The PC industry is predicted to bounce back from its post-pandemic decline with a projected growth of 3.7 percent in 2024, according to a report from IDC. Consumer demand for PCs has been affected by various factors, including competition from smartphones, tablets, and gaming consoles. In fact, 2023 experienced the largest annual decline in consumer PC shipments since the inception of the category.
PC sales hit their peak in 2011 with 365.5 million units sold, but then experienced a 7-year decline, reaching a low of 259 million units in 2018. However, there was a slight growth in sales in 2019 and a significant increase to 344.3 million units in 2021 due to the start of the pandemic. Unfortunately, the PC market has faced challenges such as component shortages and decreased demand after a period of heightened sales, resulting in a 16 percent decline in sales in 2022 to 289 million units.
This downward trend has persisted in 2023, with PC sales declining for six consecutive quarters, including a 29 percent drop in Q1 and a 13.4 percent decrease in Q2. IDC predicts that this trend will continue throughout the year, resulting in a 13.7 percent shortfall compared to the previous year, with an estimated 252 million units sold.
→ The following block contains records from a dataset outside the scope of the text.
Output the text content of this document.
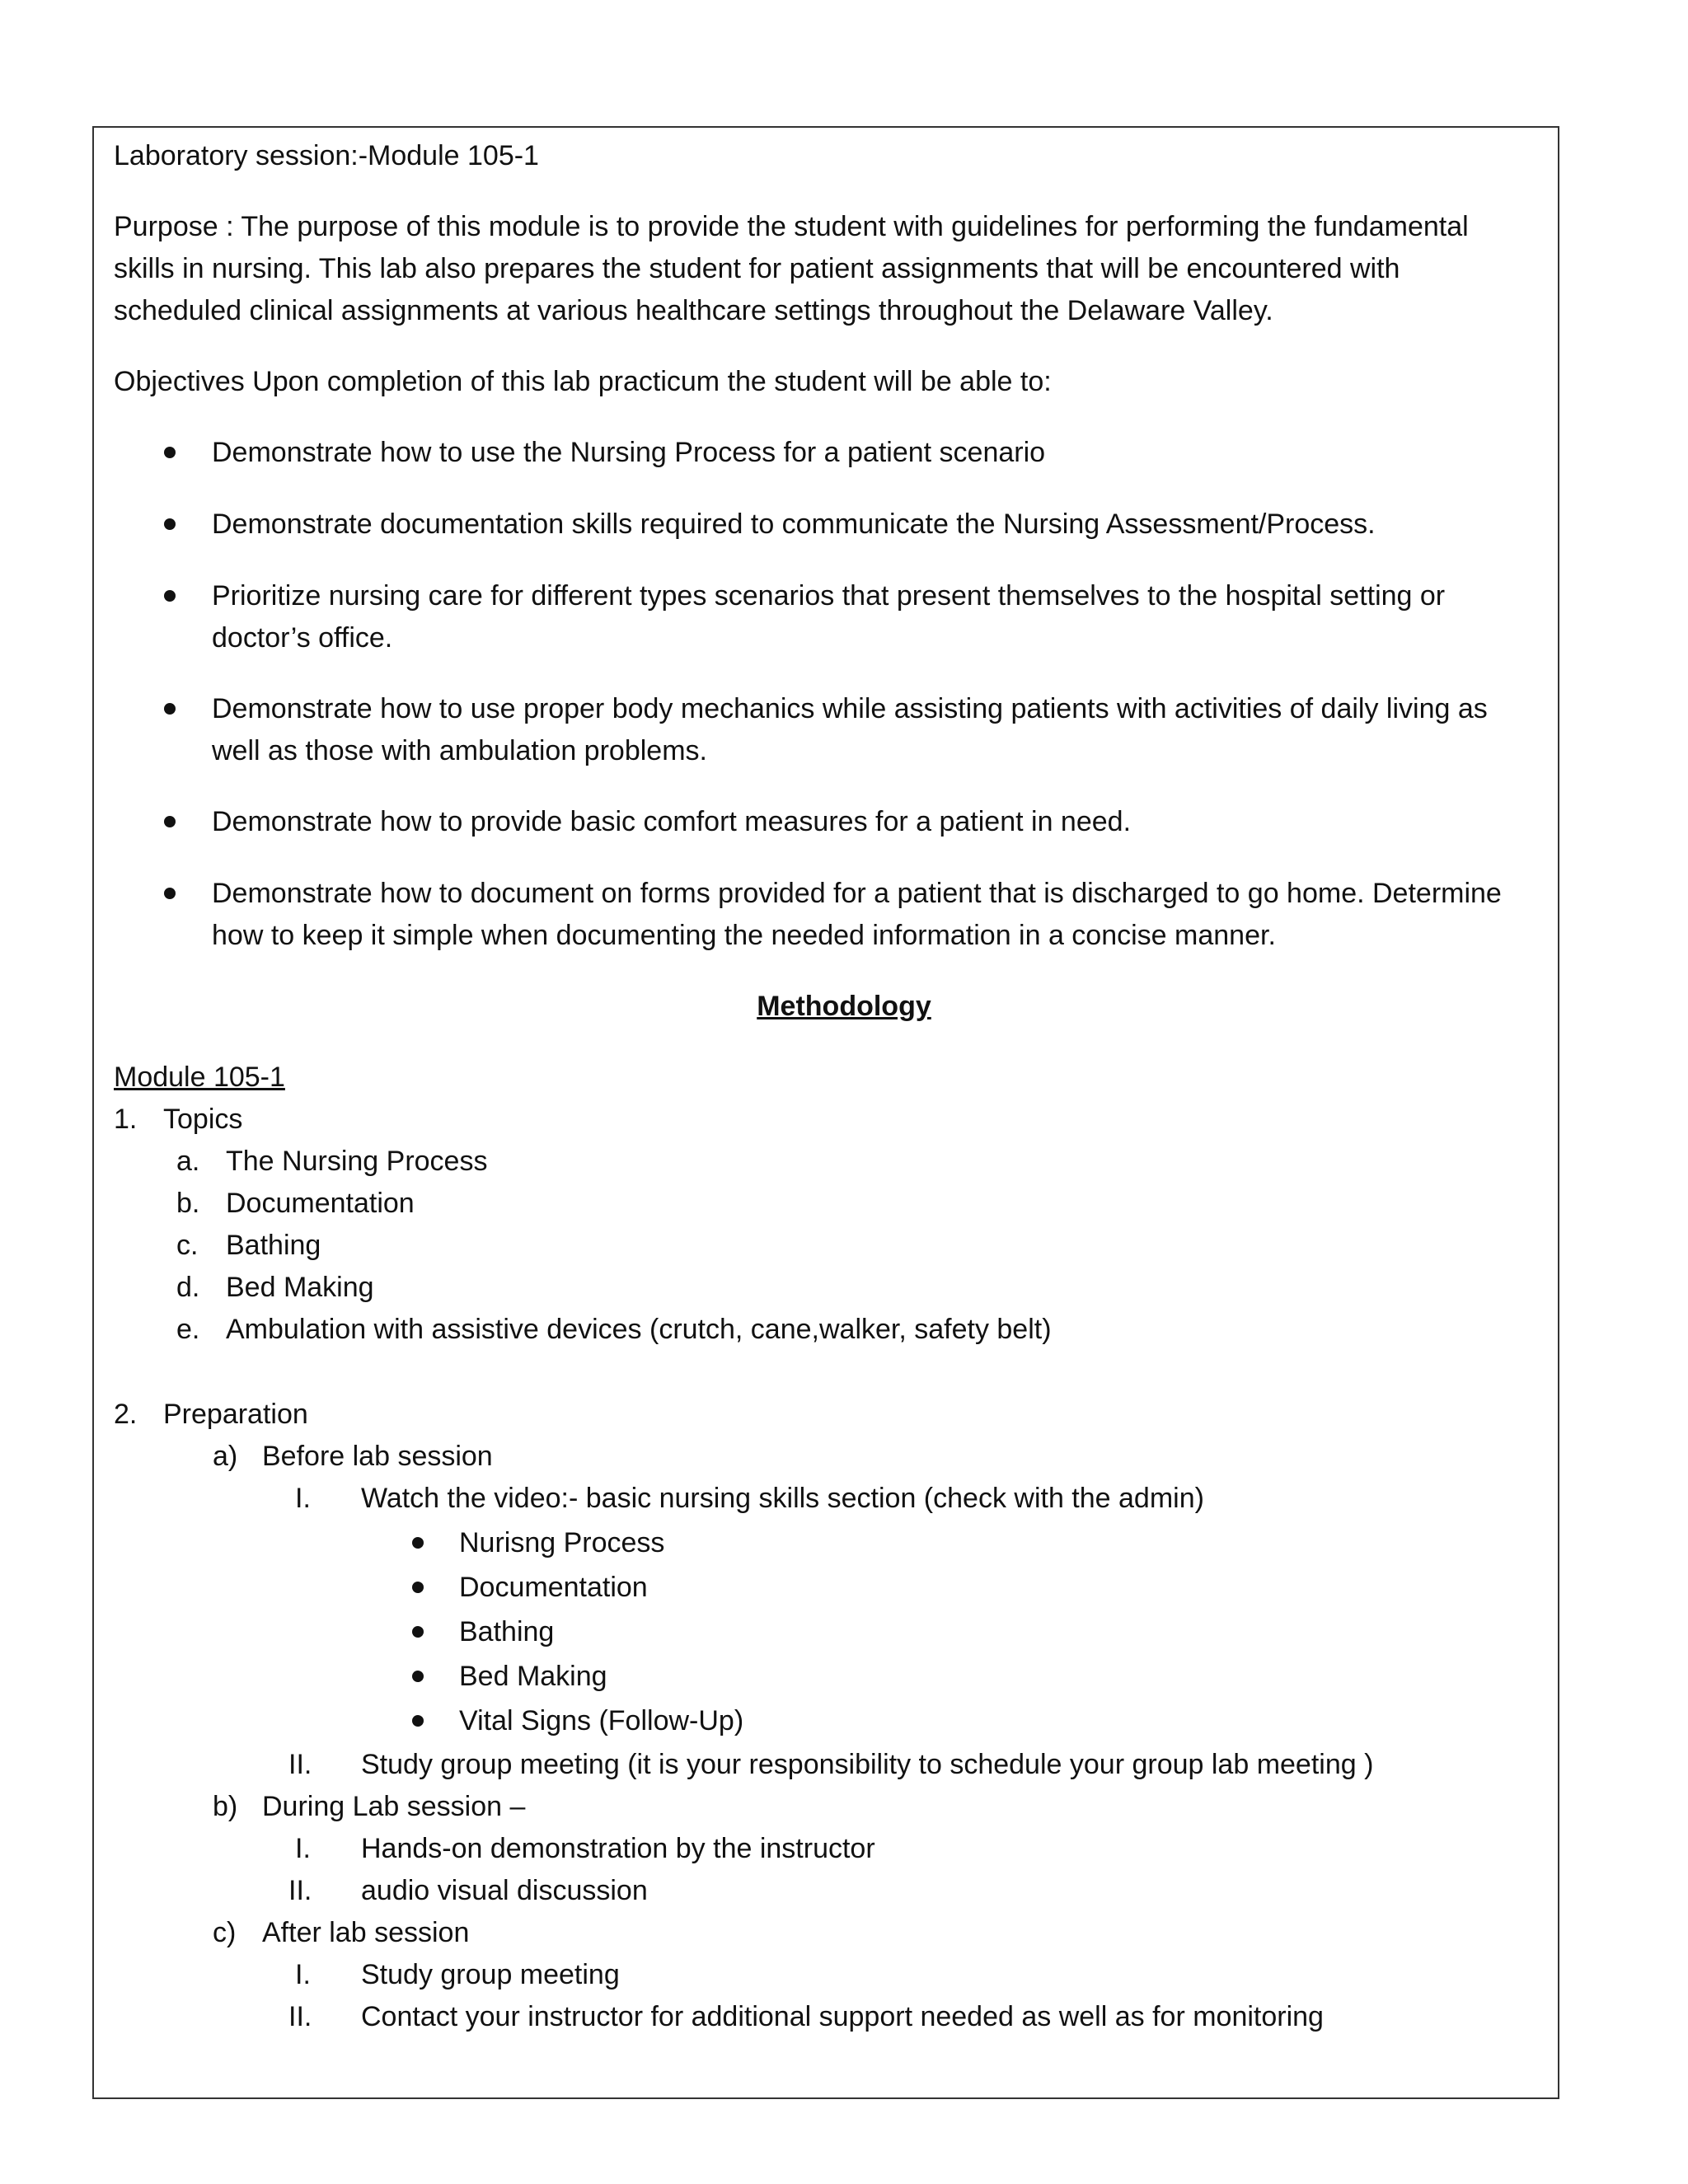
Laboratory session:-Module 105-1
Purpose : The purpose of this module is to provide the student with guidelines for performing the fundamental
skills in nursing. This lab also prepares the student for patient assignments that will be encountered with
scheduled clinical assignments at various healthcare settings throughout the Delaware Valley.
Objectives Upon completion of this lab practicum the student will be able to:
Demonstrate how to use the Nursing Process for a patient scenario
Demonstrate documentation skills required to communicate the Nursing Assessment/Process.
Prioritize nursing care for different types scenarios that present themselves to the hospital setting or
doctor’s office.
Demonstrate how to use proper body mechanics while assisting patients with activities of daily living as
well as those with ambulation problems.
Demonstrate how to provide basic comfort measures for a patient in need.
Demonstrate how to document on forms provided for a patient that is discharged to go home. Determine
how to keep it simple when documenting the needed information in a concise manner.
Methodology
Module 105-1
1. Topics
a. The Nursing Process
b. Documentation
c. Bathing
d. Bed Making
e. Ambulation with assistive devices (crutch, cane,walker, safety belt)
2. Preparation
a) Before lab session
I. Watch the video:- basic nursing skills section (check with the admin)
Nurisng Process
Documentation
Bathing
Bed Making
Vital Signs (Follow-Up)
II. Study group meeting (it is your responsibility to schedule your group lab meeting )
b) During Lab session –
I. Hands-on demonstration by the instructor
II. audio visual discussion
c) After lab session
I. Study group meeting
II. Contact your instructor for additional support needed as well as for monitoring
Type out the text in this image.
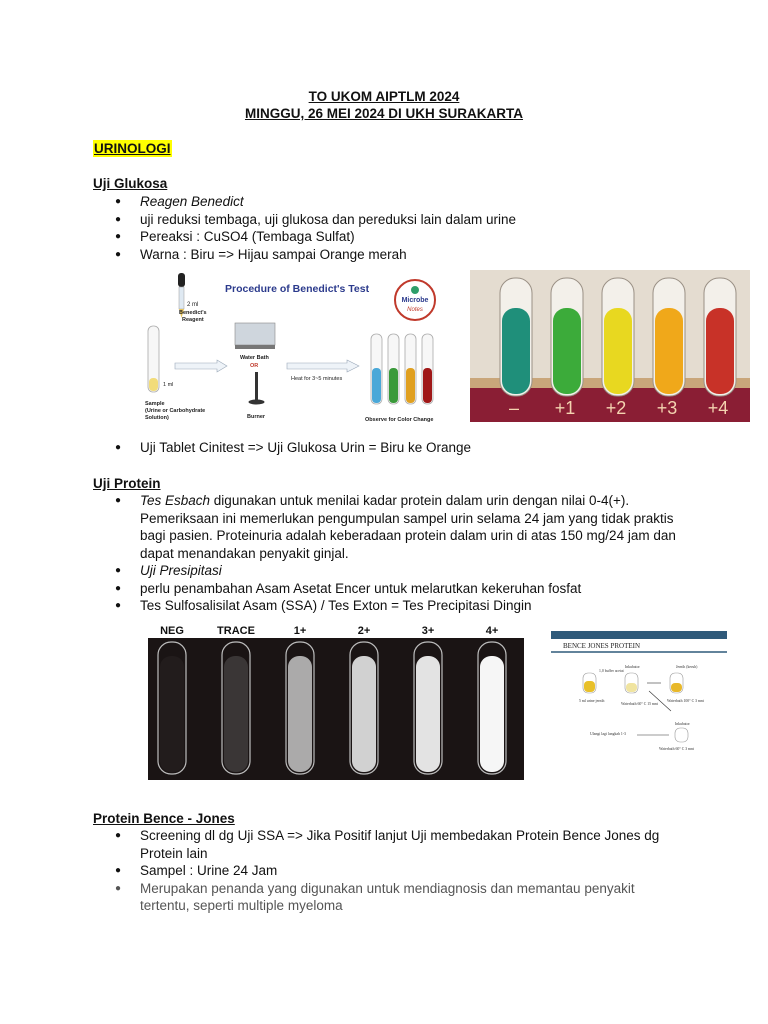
TO UKOM AIPTLM 2024
MINGGU, 26 MEI 2024 DI UKH SURAKARTA
URINOLOGI
Uji Glukosa
● Reagen Benedict
● uji reduksi tembaga, uji glukosa dan pereduksi lain dalam urine
● Pereaksi : CuSO4 (Tembaga Sulfat)
● Warna : Biru => Hijau sampai Orange merah
Procedure of Benedict's Test
Microbe
Notes
2 ml
Benedict's
Reagent
1 ml
Sample
(Urine or Carbohydrate
Solution)
Water Bath
OR
Burner
Heat for 3~5 minutes
Observe for Color Change
– +1 +2 +3 +4
● Uji Tablet Cinitest => Uji Glukosa Urin = Biru ke Orange
Uji Protein
● Tes Esbach digunakan untuk menilai kadar protein dalam urin dengan nilai 0-4(+). Pemeriksaan ini memerlukan pengumpulan sampel urin selama 24 jam yang tidak praktis bagi pasien. Proteinuria adalah keberadaan protein dalam urin di atas 150 mg/24 jam dan dapat menandakan penyakit ginjal.
● Uji Presipitasi
● perlu penambahan Asam Asetat Encer untuk melarutkan kekeruhan fosfat
● Tes Sulfosalisilat Asam (SSA) / Tes Exton = Tes Precipitasi Dingin
NEG	TRACE	1+	2+	3+	4+
BENCE JONES PROTEIN
5 ml urine jernih
1,0 buffer acetat
Inkubator
Waterbath 60° C 15 mnt
Jernih (keruh)
Waterbath 100° C 3 mnt
Inkubator
Ulangi lagi langkah 1-3
Waterbath 60° C 3 mnt
Protein Bence - Jones
● Screening dl dg Uji SSA => Jika Positif lanjut Uji membedakan Protein Bence Jones dg Protein lain
● Sampel : Urine 24 Jam
● Merupakan penanda yang digunakan untuk mendiagnosis dan memantau penyakit tertentu, seperti multiple myeloma
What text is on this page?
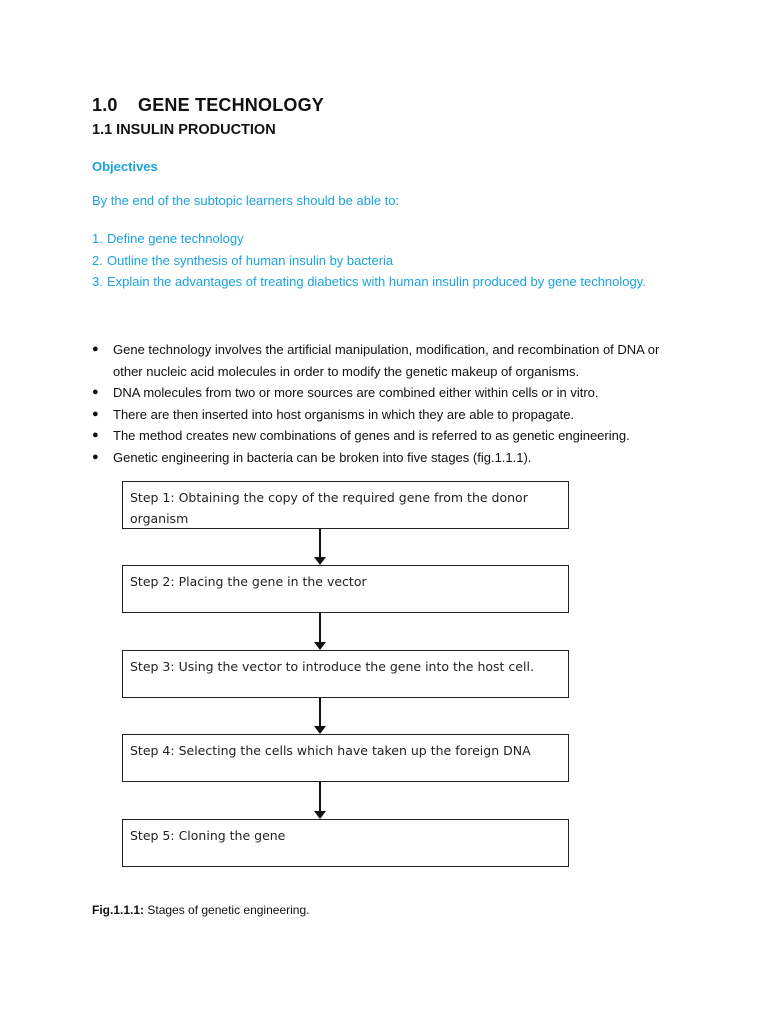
1.0 GENE TECHNOLOGY
1.1 INSULIN PRODUCTION
Objectives
By the end of the subtopic learners should be able to:
1. Define gene technology
2. Outline the synthesis of human insulin by bacteria
3. Explain the advantages of treating diabetics with human insulin produced by gene technology.
●	Gene technology involves the artificial manipulation, modification, and recombination of DNA or other nucleic acid molecules in order to modify the genetic makeup of organisms.
●	DNA molecules from two or more sources are combined either within cells or in vitro.
●	There are then inserted into host organisms in which they are able to propagate.
●	The method creates new combinations of genes and is referred to as genetic engineering.
●	Genetic engineering in bacteria can be broken into five stages (fig.1.1.1).
Step 1: Obtaining the copy of the required gene from the donor organism
Step 2: Placing the gene in the vector
Step 3: Using the vector to introduce the gene into the host cell.
Step 4: Selecting the cells which have taken up the foreign DNA
Step 5: Cloning the gene
Fig.1.1.1: Stages of genetic engineering.
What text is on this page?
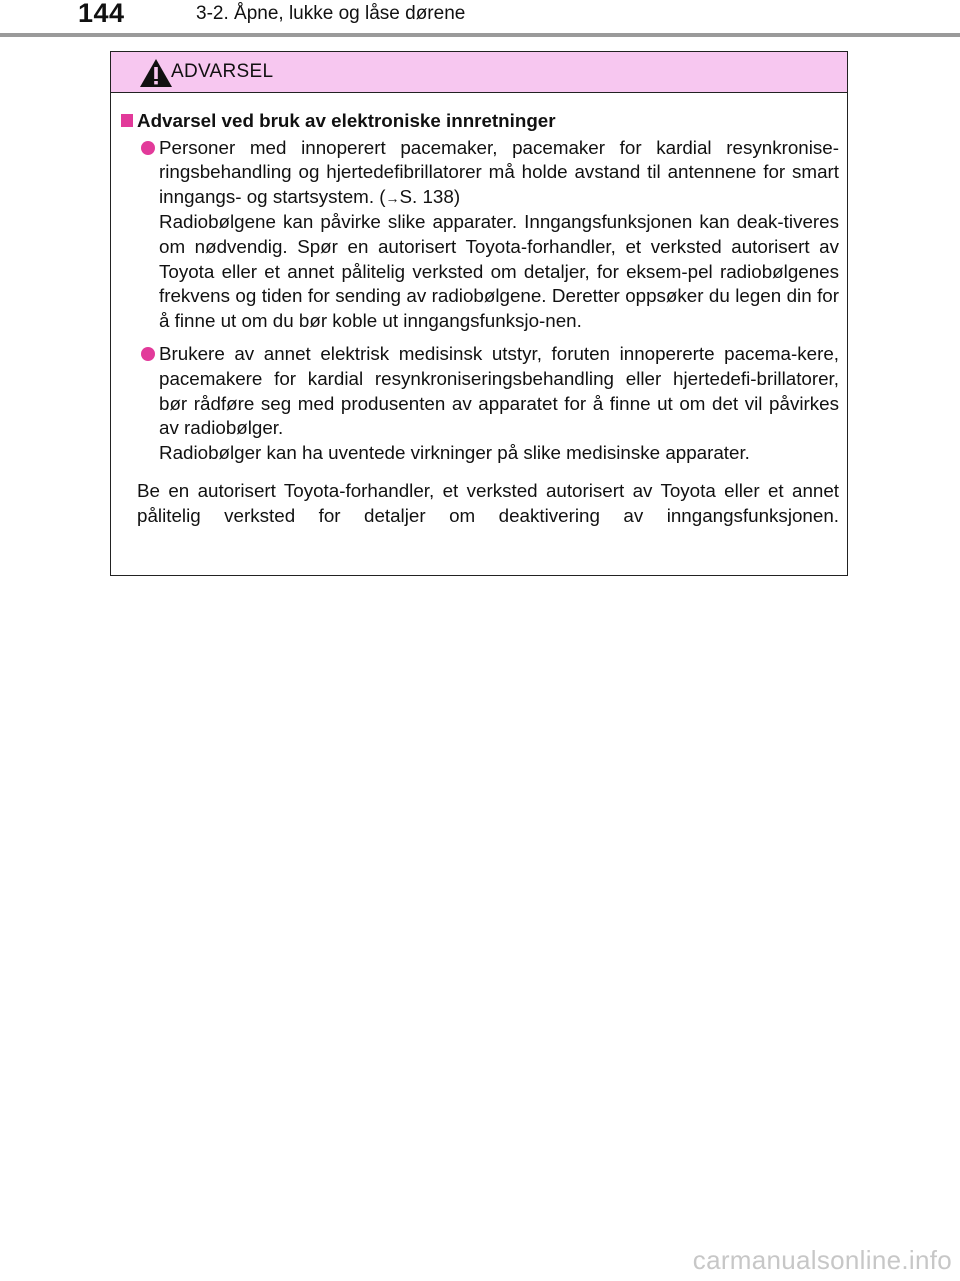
144	3-2. Åpne, lukke og låse dørene
ADVARSEL
Advarsel ved bruk av elektroniske innretninger
Personer med innoperert pacemaker, pacemaker for kardial resynkronise-ringsbehandling og hjertedefibrillatorer må holde avstand til antennene for smart inngangs- og startsystem. (→S. 138)
Radiobølgene kan påvirke slike apparater. Inngangsfunksjonen kan deak-tiveres om nødvendig. Spør en autorisert Toyota-forhandler, et verksted autorisert av Toyota eller et annet pålitelig verksted om detaljer, for eksem-pel radiobølgenes frekvens og tiden for sending av radiobølgene. Deretter oppsøker du legen din for å finne ut om du bør koble ut inngangsfunksjo-nen.
Brukere av annet elektrisk medisinsk utstyr, foruten innopererte pacema-kere, pacemakere for kardial resynkroniseringsbehandling eller hjertedefi-brillatorer, bør rådføre seg med produsenten av apparatet for å finne ut om det vil påvirkes av radiobølger.
Radiobølger kan ha uventede virkninger på slike medisinske apparater.
Be en autorisert Toyota-forhandler, et verksted autorisert av Toyota eller et annet pålitelig verksted for detaljer om deaktivering av inngangsfunksjonen.
carmanualsonline.info
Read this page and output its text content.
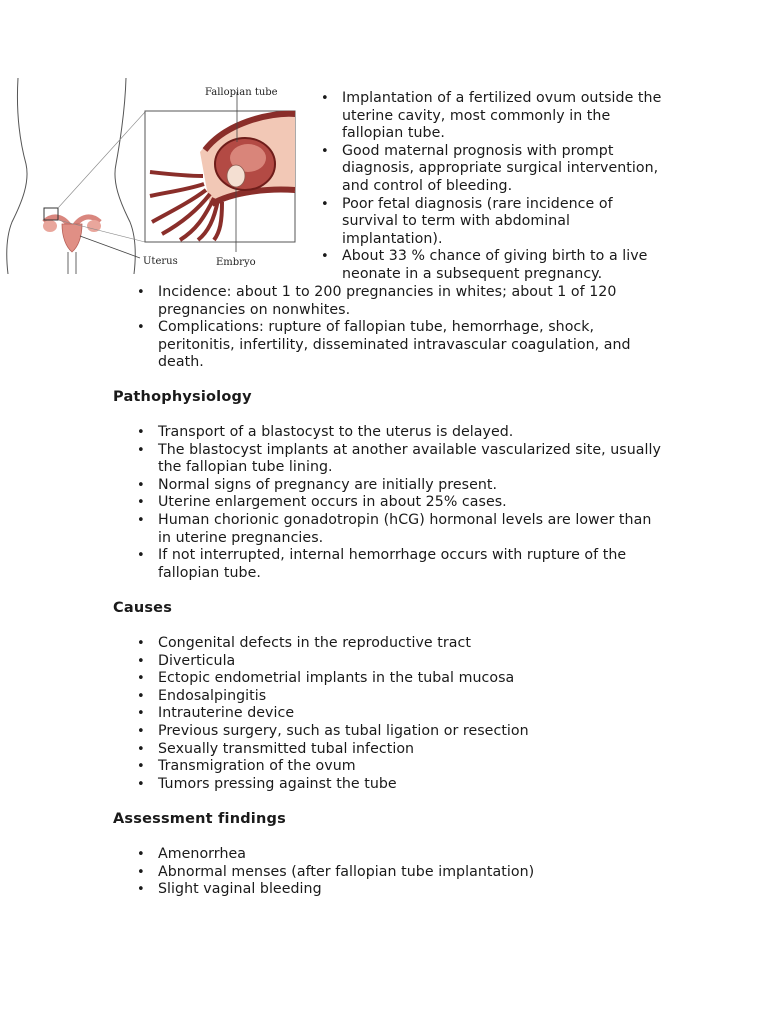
Fallopian tube
Uterus	Embryo
• Implantation of a fertilized ovum outside the uterine cavity, most commonly in the fallopian tube.
• Good maternal prognosis with prompt diagnosis, appropriate surgical intervention, and control of bleeding.
• Poor fetal diagnosis (rare incidence of survival to term with abdominal implantation).
• About 33 % chance of giving birth to a live neonate in a subsequent pregnancy.
• Incidence: about 1 to 200 pregnancies in whites; about 1 of 120 pregnancies on nonwhites.
• Complications: rupture of fallopian tube, hemorrhage, shock, peritonitis, infertility, disseminated intravascular coagulation, and death.
Pathophysiology
• Transport of a blastocyst to the uterus is delayed.
• The blastocyst implants at another available vascularized site, usually the fallopian tube lining.
• Normal signs of pregnancy are initially present.
• Uterine enlargement occurs in about 25% cases.
• Human chorionic gonadotropin (hCG) hormonal levels are lower than in uterine pregnancies.
• If not interrupted, internal hemorrhage occurs with rupture of the fallopian tube.
Causes
• Congenital defects in the reproductive tract
• Diverticula
• Ectopic endometrial implants in the tubal mucosa
• Endosalpingitis
• Intrauterine device
• Previous surgery, such as tubal ligation or resection
• Sexually transmitted tubal infection
• Transmigration of the ovum
• Tumors pressing against the tube
Assessment findings
• Amenorrhea
• Abnormal menses (after fallopian tube implantation)
• Slight vaginal bleeding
If this prediction holds true, 2023 will be the worst year for the PC industry on record.
However, there is hope for the industry in 2024, with IDC forecasting a 3.7 percent increase in unit sales to 261.4 million units. While this represents an improvement, it is still below pre-pandemic levels in 2019. Looking further ahead, IDC projects a 1.7 percent growth in 2027, with 285 million PCs shipped, comparable to the amount sold in 2016. It’s worth noting that IDC’s long-term predictions should be viewed with caution due to their inconsistent accuracy.
In terms of future growth drivers, AI capabilities are being highlighted by Microsoft and PC manufacturers. IDC acknowledges that this shift in focus has influenced discussions around device purchasing in the business sector. Other factors, such as the rise of AMD in the market (accounting for over 11 percent of all PCs), the increasing adoption of remote and hybrid work models, and Apple’s presence (holding around 5 percent of the market), will also impact PC sales in the near future. While these factors may have a relatively small impact individually, the growth of commercial PC sales is expected to outpace that of consumer PCs in the coming years.
IDC’s group vice president, Ryan Reith, emphasizes the significance of AI in decision-making processes and highlights the upcoming end of support for Windows 10 in 2025 as a driving force for commercial PC refresh cycles. Whether companies are waiting for more technologically advanced PCs or simply need to update aging systems, this migration to Windows 10 will likely drive commercial sales. Furthermore, Reith suggests that Apple sees an opportunity to further expand its presence in the commercial segment, making it a key aspect to monitor moving forward.